Don't Plan Your Trip
My name in the book at the summit of Tromsdalstinden
I’m not a planner. To be precise, I have a high threshold for plan-worthy-ness of activities. Well below this threshold is traveling. Traveling through Europe with no plan or itinerary is more expensive and stressful than the alternative, as transportation and accommodation is generally booked at the last minute. That said, my style of traveling allows a level of freedom, that I feel justifies said expense. This is the story of my time in Norway.
The story begins in Amsterdam. Robocup was finished, and I was spending a few days in Amsterdam as it’s close to Eindhoven (where Robocup was held) and I sure didn’t have anything else planned. While I was in Amsterdam, I figured out where I would go next. I decided on Oslo, for no particular reason. Norway seemed like an interesting place to visit. I booked my flight (but just the flight from Amsterdam to Oslo) and a few nights in a hostel (it had good reviews).
A canal in Amsterdam
I was waiting in the check-in line at the airport in Amsterdam. It was a long line and I was bored. Three girls lined up behind me. Let’s have a conversation. What do I say? I think they’re Norwegian - I mean they have blonde hair. Ok let’s go with that. “Er…Hi are you going back to Norway?”. Smooth.
Meeting these people turned out to be very fortunate. They gave me lots of advice about being a tourist in Norway. Most immediately useful was the fact that alcohol (and to a lesser degree, everything else) is very expensive in Norway, so stock up in duty free at the airport.
A small house I found in the river running through Oslo
When I got to Oslo I realized I had overlooked a rather important detail. The airport is a reasonable distance from the city, it was already after midnight, and I didn’t really have a plan to get to my hostel. My new friends offered me a lift - their roommate was picking them up, and had a free spot in his car. As we drove to my hostel, one of the girls told me that she would be away from her apartment for the weekend, and I was welcome to stay there until she got back. I was also told that my hostel, despite the good reviews, was in a poor location - far away from anything interesting.
I stayed a night in my hostel, before taking up the offer of using my new friend’s apartment for the weekend. I spent the weekend getting to know the social circle of the girls I met at the airport, being shown a small but beautiful city, and finding out about life in Norway. With all this new information, I was able to properly plan my itinerary, at least for the coming week.
I took a train from Oslo to Bergen. This was about an 8 hour ride over frost-covered mountains, even in summer. It was scenic. Here’s a photo:
I made the mistake of assuming there would be reliable internet on the train, which I could use to book a hostel and flight out of Bergen. I planned to go to Tromsø the following day. So naturally, the first thing I did when I got to Bergen was find a place with wifi and figure out where I would sleep that night. Luckily I found a place with a vacancy not far from the train station (Bergen is a pretty small place). That evening I went for a walk around the city.

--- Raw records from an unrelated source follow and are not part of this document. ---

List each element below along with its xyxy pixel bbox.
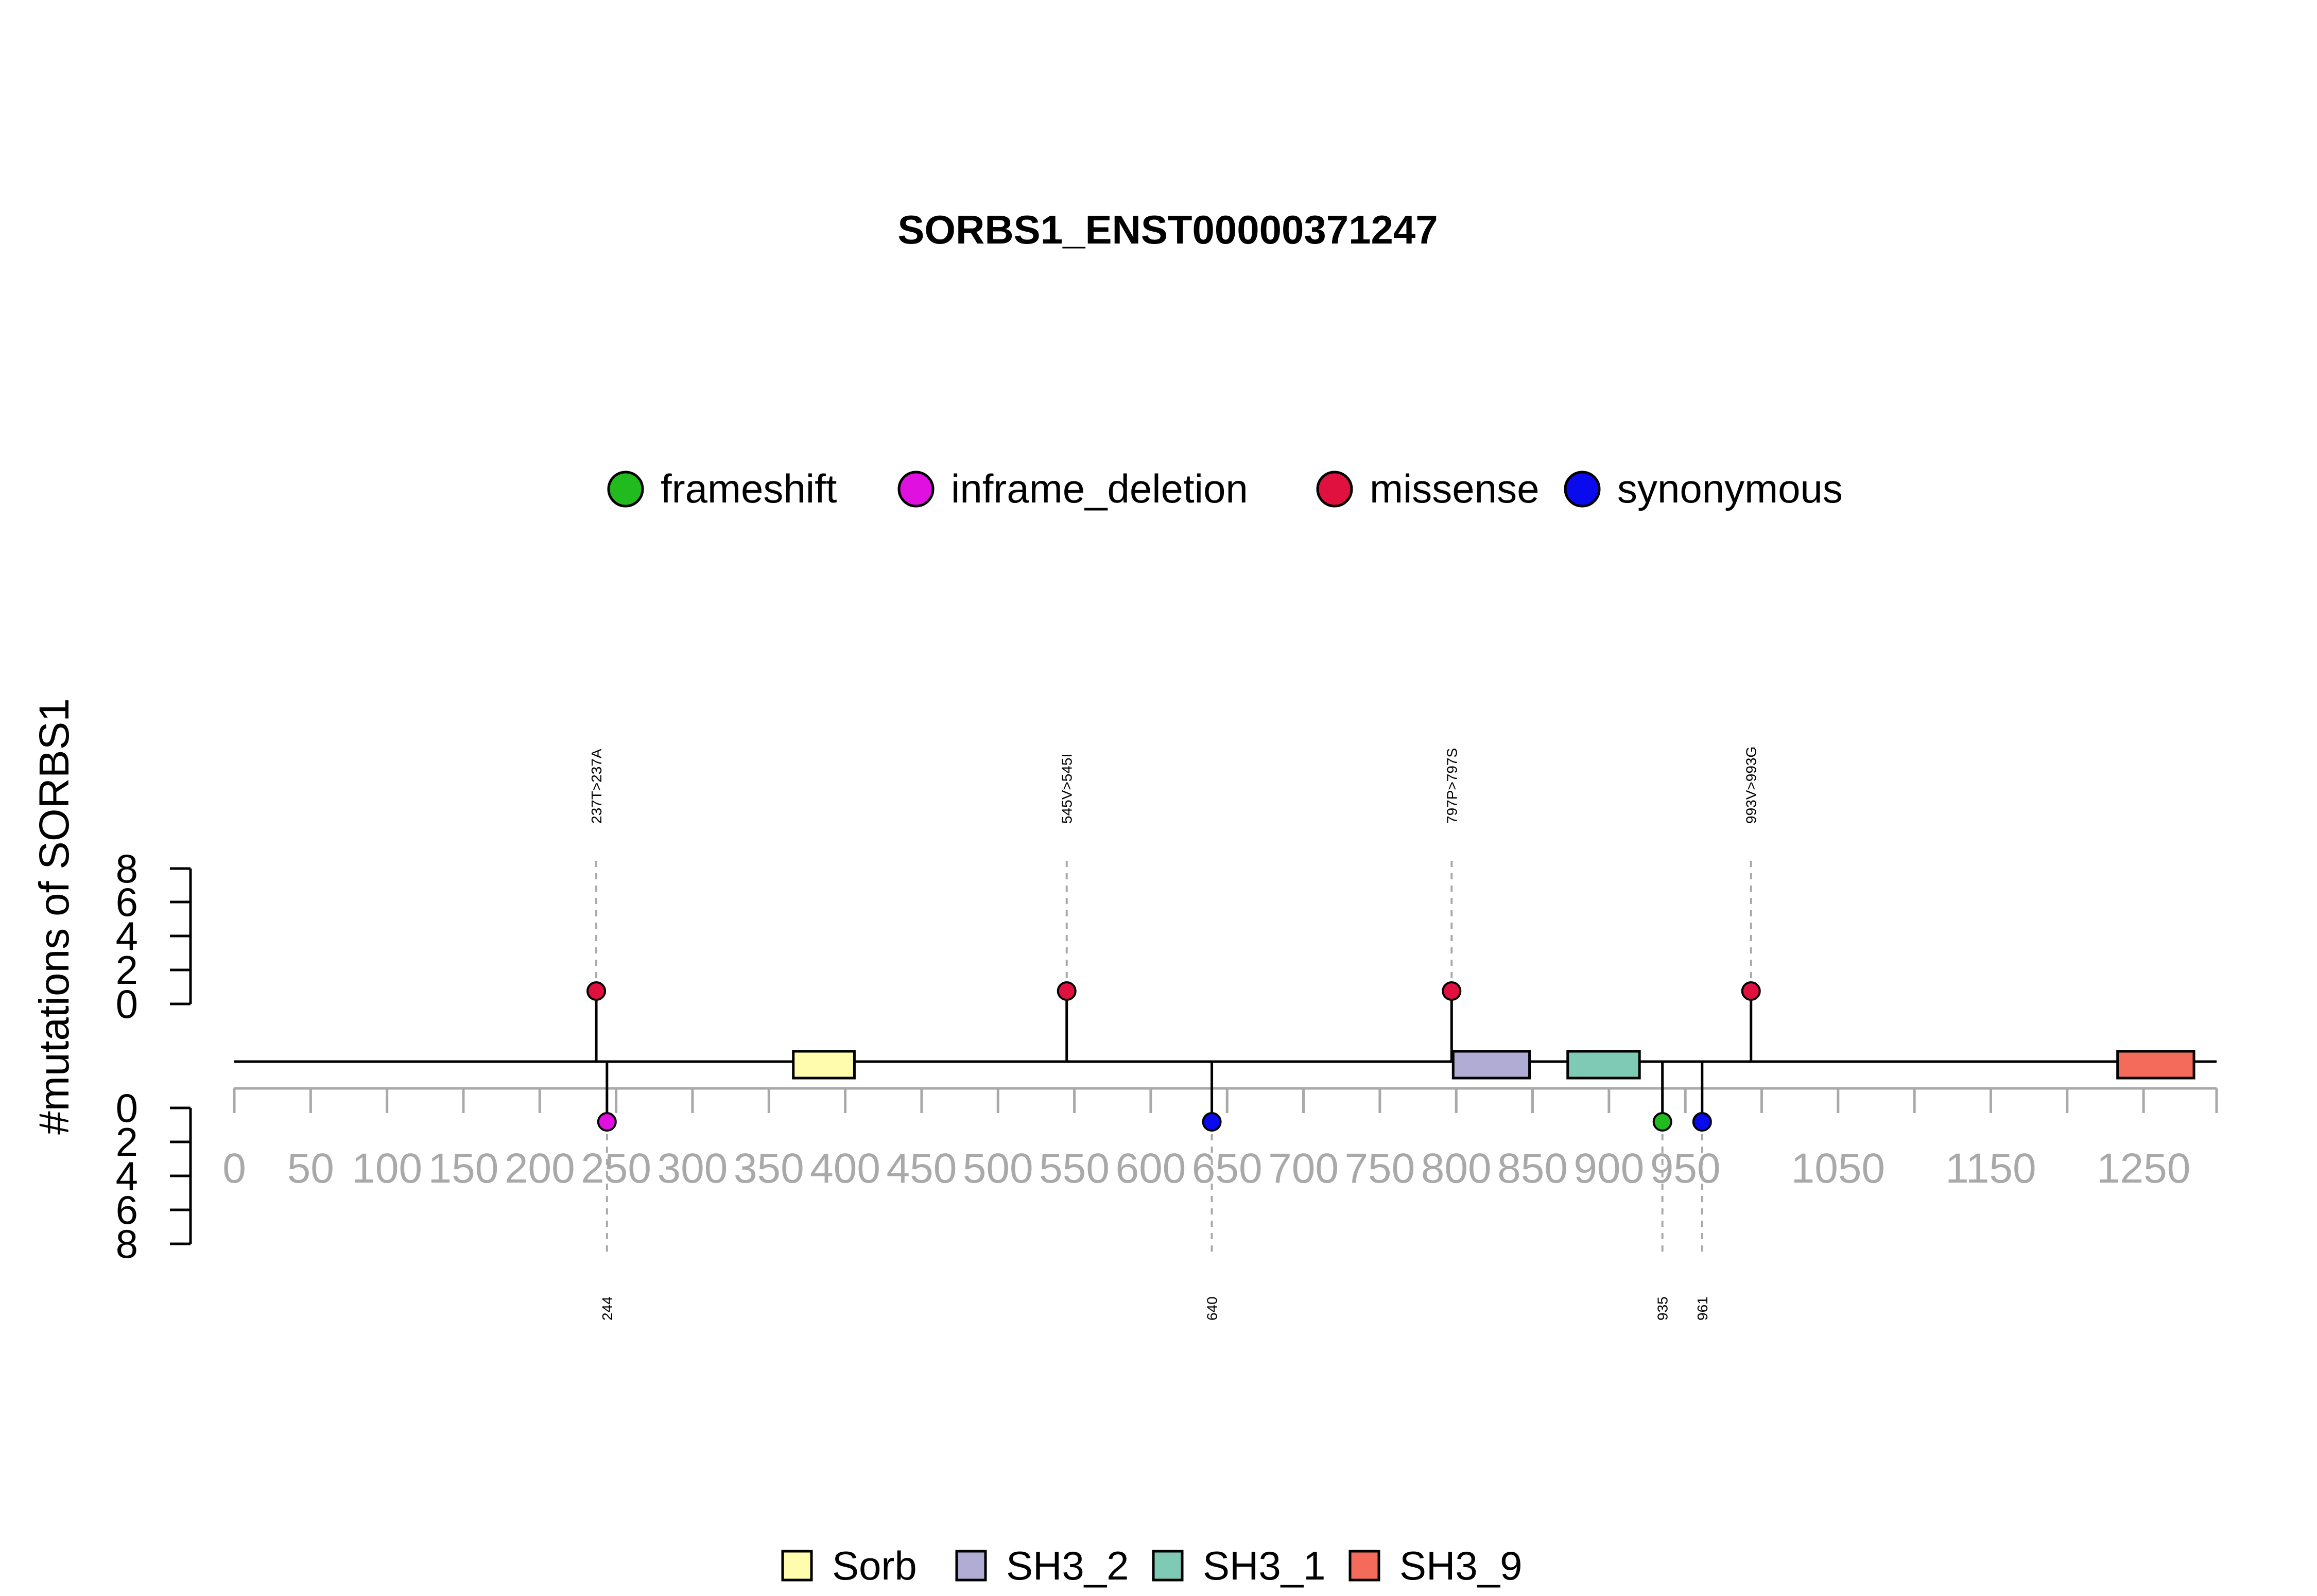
mutation-bottom-961: 961 (1692, 1062, 1712, 1321)
legend-label: SH3_1 (1203, 1543, 1326, 1588)
domain-legend-item-SH3_1: SH3_1 (1152, 1543, 1326, 1588)
y-tick-label: 6 (116, 1187, 138, 1233)
legend-item-missense: missense (1316, 466, 1539, 511)
x-tick-label: 750 (1344, 1145, 1415, 1192)
legend-label: missense (1370, 466, 1539, 511)
chart-title: SORBS1_ENST00000371247 (897, 207, 1438, 252)
x-tick-label: 50 (287, 1145, 334, 1192)
legend-swatch (1152, 1550, 1184, 1582)
mutation-top-237: 237T>237A (586, 749, 607, 1062)
x-tick-label: 150 (428, 1145, 499, 1192)
mutation-dot (1692, 1112, 1712, 1132)
mutation-dot (1442, 981, 1462, 1001)
domain-SH3_1 (1566, 1050, 1641, 1080)
mutation-label: 961 (1694, 1296, 1710, 1321)
mutation-label: 797P>797S (1444, 748, 1460, 824)
mutation-dot (1057, 981, 1077, 1001)
mutation-bottom-244: 244 (597, 1062, 617, 1321)
x-tick-label: 600 (1115, 1145, 1186, 1192)
x-tick-label: 400 (810, 1145, 880, 1192)
legend-label: inframe_deletion (951, 466, 1248, 511)
mutation-label: 244 (599, 1296, 615, 1321)
y-tick-label: 2 (116, 1119, 138, 1165)
mutation-top-797: 797P>797S (1442, 748, 1462, 1062)
legend-marker (1564, 471, 1601, 508)
x-tick-label: 850 (1497, 1145, 1568, 1192)
mutation-dot (586, 981, 607, 1001)
mutation-dot (1652, 1112, 1672, 1132)
x-tick-label: 0 (222, 1145, 246, 1192)
x-tick-label: 250 (581, 1145, 651, 1192)
legend-marker (607, 471, 644, 508)
x-axis: 0 50 100 150 200 250 300 350 400 450 500 550 600 650 7… (222, 1087, 2218, 1192)
x-tick-label: 1050 (1791, 1145, 1885, 1192)
domain-Sorb (792, 1050, 856, 1080)
y-tick-label: 8 (116, 1221, 138, 1267)
mutation-lollipops: 237T>237A 545V>545I 797P>797S 993V>993G 244 6… (586, 747, 1761, 1321)
mutation-label: 237T>237A (589, 749, 604, 824)
x-tick-label: 500 (963, 1145, 1033, 1192)
x-tick-label: 1150 (1945, 1145, 2036, 1192)
legend-item-frameshift: frameshift (607, 466, 837, 511)
legend-marker (897, 471, 935, 508)
mutation-top-545: 545V>545I (1057, 754, 1077, 1062)
legend-label: frameshift (661, 466, 837, 511)
legend-swatch (955, 1550, 987, 1582)
y-tick-label: 6 (116, 879, 138, 925)
x-tick-label: 550 (1039, 1145, 1110, 1192)
x-tick-label: 900 (1574, 1145, 1644, 1192)
legend-swatch (1348, 1550, 1380, 1582)
domain-SH3_9 (2116, 1050, 2195, 1080)
y-tick-label: 2 (116, 947, 138, 993)
legend-label: synonymous (1617, 466, 1843, 511)
x-tick-label: 650 (1192, 1145, 1263, 1192)
mutation-label: 545V>545I (1059, 754, 1075, 824)
x-tick-label: 200 (505, 1145, 575, 1192)
x-tick-label: 800 (1421, 1145, 1492, 1192)
mutation-label: 640 (1204, 1296, 1220, 1321)
mutation-label: 935 (1655, 1296, 1671, 1321)
legend-swatch (781, 1550, 813, 1582)
mutation-dot (597, 1112, 617, 1132)
x-tick-label: 950 (1650, 1145, 1721, 1192)
y-tick-label: 0 (116, 1085, 138, 1131)
x-tick-label: 700 (1268, 1145, 1339, 1192)
domain-legend-item-SH3_2: SH3_2 (955, 1543, 1129, 1588)
mutation-dot (1202, 1112, 1222, 1132)
mutation-legend: frameshift inframe_deletion missense synony… (607, 466, 1843, 511)
legend-label: Sorb (832, 1543, 917, 1588)
domain-legend-item-Sorb: Sorb (781, 1543, 917, 1588)
y-tick-label: 8 (116, 846, 138, 891)
legend-marker (1316, 471, 1353, 508)
y-tick-label: 4 (116, 1153, 138, 1199)
y-tick-label: 4 (116, 913, 138, 959)
y-tick-label: 0 (116, 981, 138, 1027)
mutation-bottom-640: 640 (1202, 1062, 1222, 1321)
x-tick-label: 1250 (2097, 1145, 2190, 1192)
domain-legend-item-SH3_9: SH3_9 (1348, 1543, 1523, 1588)
legend-label: SH3_2 (1006, 1543, 1129, 1588)
mutation-top-993: 993V>993G (1741, 747, 1761, 1062)
legend-item-inframe_deletion: inframe_deletion (897, 466, 1248, 511)
domain-legend: Sorb SH3_2 SH3_1 SH3_9 (781, 1543, 1523, 1588)
x-tick-label: 350 (734, 1145, 804, 1192)
y-axis-label: #mutations of SORBS1 (31, 698, 78, 1135)
x-tick-label: 100 (352, 1145, 422, 1192)
mutation-bottom-935: 935 (1652, 1062, 1672, 1321)
x-tick-label: 450 (887, 1145, 957, 1192)
domain-SH3_2 (1451, 1050, 1531, 1080)
x-tick-label: 300 (658, 1145, 728, 1192)
legend-item-synonymous: synonymous (1564, 466, 1843, 511)
legend-label: SH3_9 (1399, 1543, 1523, 1588)
mutation-dot (1741, 981, 1761, 1001)
protein-domains (792, 1050, 2195, 1080)
mutation-label: 993V>993G (1743, 747, 1759, 824)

Pronounce the “ø” like “ur” (but not like “urrr” or you sound like a noob). People familiar with the stories from when I went to Alaska will be noticing some similarities at this point (if not much, much earlier). So, at some point in my trip I had to make it my objective to go as far north as possible. My new high score for degrees of latitude is Tromsø a city in northern Norway located on a small island.
The evening I got there, I went for a walk around the island. I remember it being late when I first arrived, found an internet cafe, found a hotel and checked in. By evening, it was probably more like 9pm. I don’t remember, and it didn’t matter, as the sun was still up. When I was in Alaska the sun didn’t set until midnight, but here it didn’t set at all. But back to my walk.
I didn’t have a plan. I didn’t have a map, or a phone. No matter - the island is tiny, so I just walked, aimlessly. I ended up getting lost but someone pointed me vaguely in the right direction and that was enough to get me home. A large amount of the island, is forest, so I had lots to explore. I emerged from the forest to be met by a harrowing view. The land ended and then there was a giant stretch of water, and in the distance there were frost-capped mountains disappearing into the water. I struggle to articulate exactly why I’m scared of fjords. Something about scale. It’s the same feeling as when you imagine really deep water.
I don’t have photos (no phone, remember) but here’s one I took later of the island and the mountains in the background. At the time I was on the far side of the island.
On my last day in Tromsø I climbed a mountain named Tromsdalstinden. The windchill at the top was so bad that my mouth went numb and I was unable to speak clearly. There was a large stone structure at the top, that served as a windbreak. I met some people up there as well who fortunately could understand me despite my accent and impaired speech caused by the cold (they’re the ones who took my photo). There was also a book which I signed. I left a 10nkr piece hidden somewhere in the pile of rocks.
Before leaving Norway I went to Oslo for one more night to attend the birthday party of one of the girls from the airport. Norway was the highlight of my trip to Europe. I always felt welcome and at home during my week there, and I owe that to the amazing people I had the pleasure of meeting.